Par A.Ga., le 28 mars 2005 à 21h01 , mis à jour le 28 mars 2005 à 21h12

Presque 20 ans après la catastrophe de Tchernobyl, une nouvelle expertise accrédite la thèse d'une dissimulation, par les autorités, d'informations sur le passage du nuage issu de l'explosion de la centrale nucléaire de Tchernobyl, en Ukraine, en 1986.

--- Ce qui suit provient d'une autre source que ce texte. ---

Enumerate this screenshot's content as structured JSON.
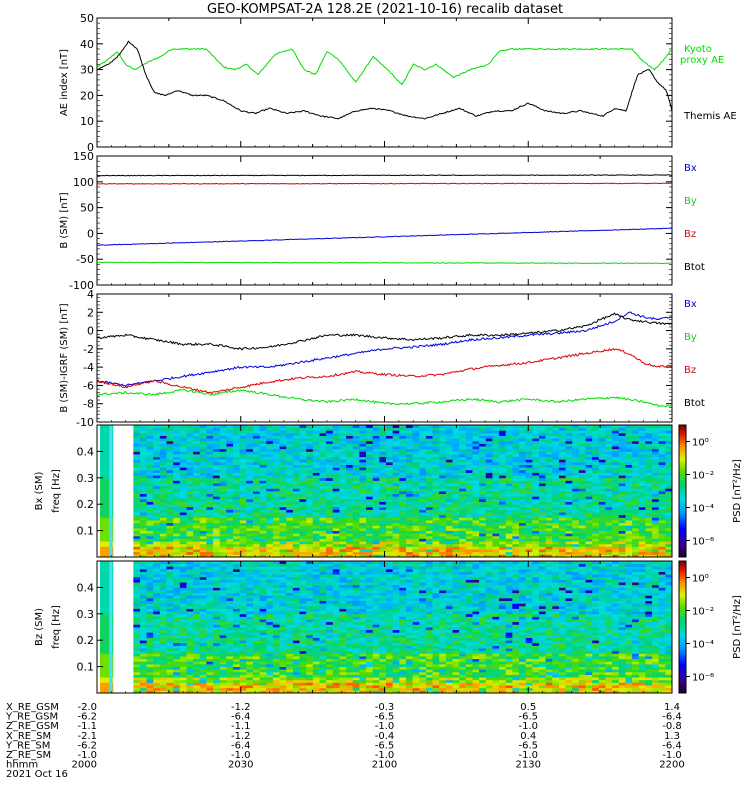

tchernobyl carte contamination france celsium 137 1986 IRSN © INTERNE

Le nuage de Tchernobyl ne s'est pas arrêté aux frontières de l'hexagone, les autorités françaises ont menti. C'est ce qu'affirme un nouveau rapport d'experts remis récemment à Marie-Odile Bertella-Geffroy, la juge chargée de l'enquête sur le passage en France entre le 30 avril et le 5 mai 1986, du nuage issu de l'explosion de la centrale nucléaire, en Ukraine.

L'expertise accrédite la thèse d'une dissimulation, par les autorités, du véritable danger de cette masse. A l'époque, les autorités expliquaient, cartes à l'appui, que le nuage radioactif s'était arrêté aux frontières françaises grâce à un anticyclone. Et donc, qu'il n'y avait pas de risque pour la santé des Français.

Une radioactivité plus élevée

Selon les experts, le physicien nucléaire Paul Genty et Gilbert Mouthon, les autorités auraient notamment minimisé l'ampleur des mesures effectuées. Sur la base de documents saisis lors de perquisitions dans des ministères et organismes impliqués dans la prévention du risque nucléaire, ils ont constaté que les mesures de radioactivité effectuées à l'époque par les autorités françaises, EDF, la Cogema ou la gendarmerie étaient beaucoup plus élevées que celles diffusées à la presse et à l'opinion publique.

Cette nouvelle expertise est la première confirmation officielle d'une thèse défendue dès l'époque des faits par les écologistes et des scientifiques indépendants. Ils avaient souligné le décalage entre les déclaration rassurantes des autorités et les mesures d'urgences prises dans les autres pays. En Allemagne, par exemple, la consommation de produits frais avait été interdite au moment du passage du nuage.

Cancers de la thyroïde

La juge d'instruction Marie-Odile Bertella-Geffroy avait été saisie en juillet 2002 d'une information judiciaire contre X pour "atteintes involontaires à l'intégrité physique par manquement délibéré à une obligation de sécurité ou de prudence". Cette procédure faisait suite à des plaintes de plusieurs centaines de personnes souffrant de cancers ou d'affections de la thyroïde qu'elles imputent au passage du nuage.

L'avocat Emmanuel Ludot a demandé dimanche sur RTL la mise en place urgente d'un fonds d'indemnisation pour les victimes françaises de la catastrophe de Tchernobyl, estimant que la responsabilité politique était établie dans cette affaire.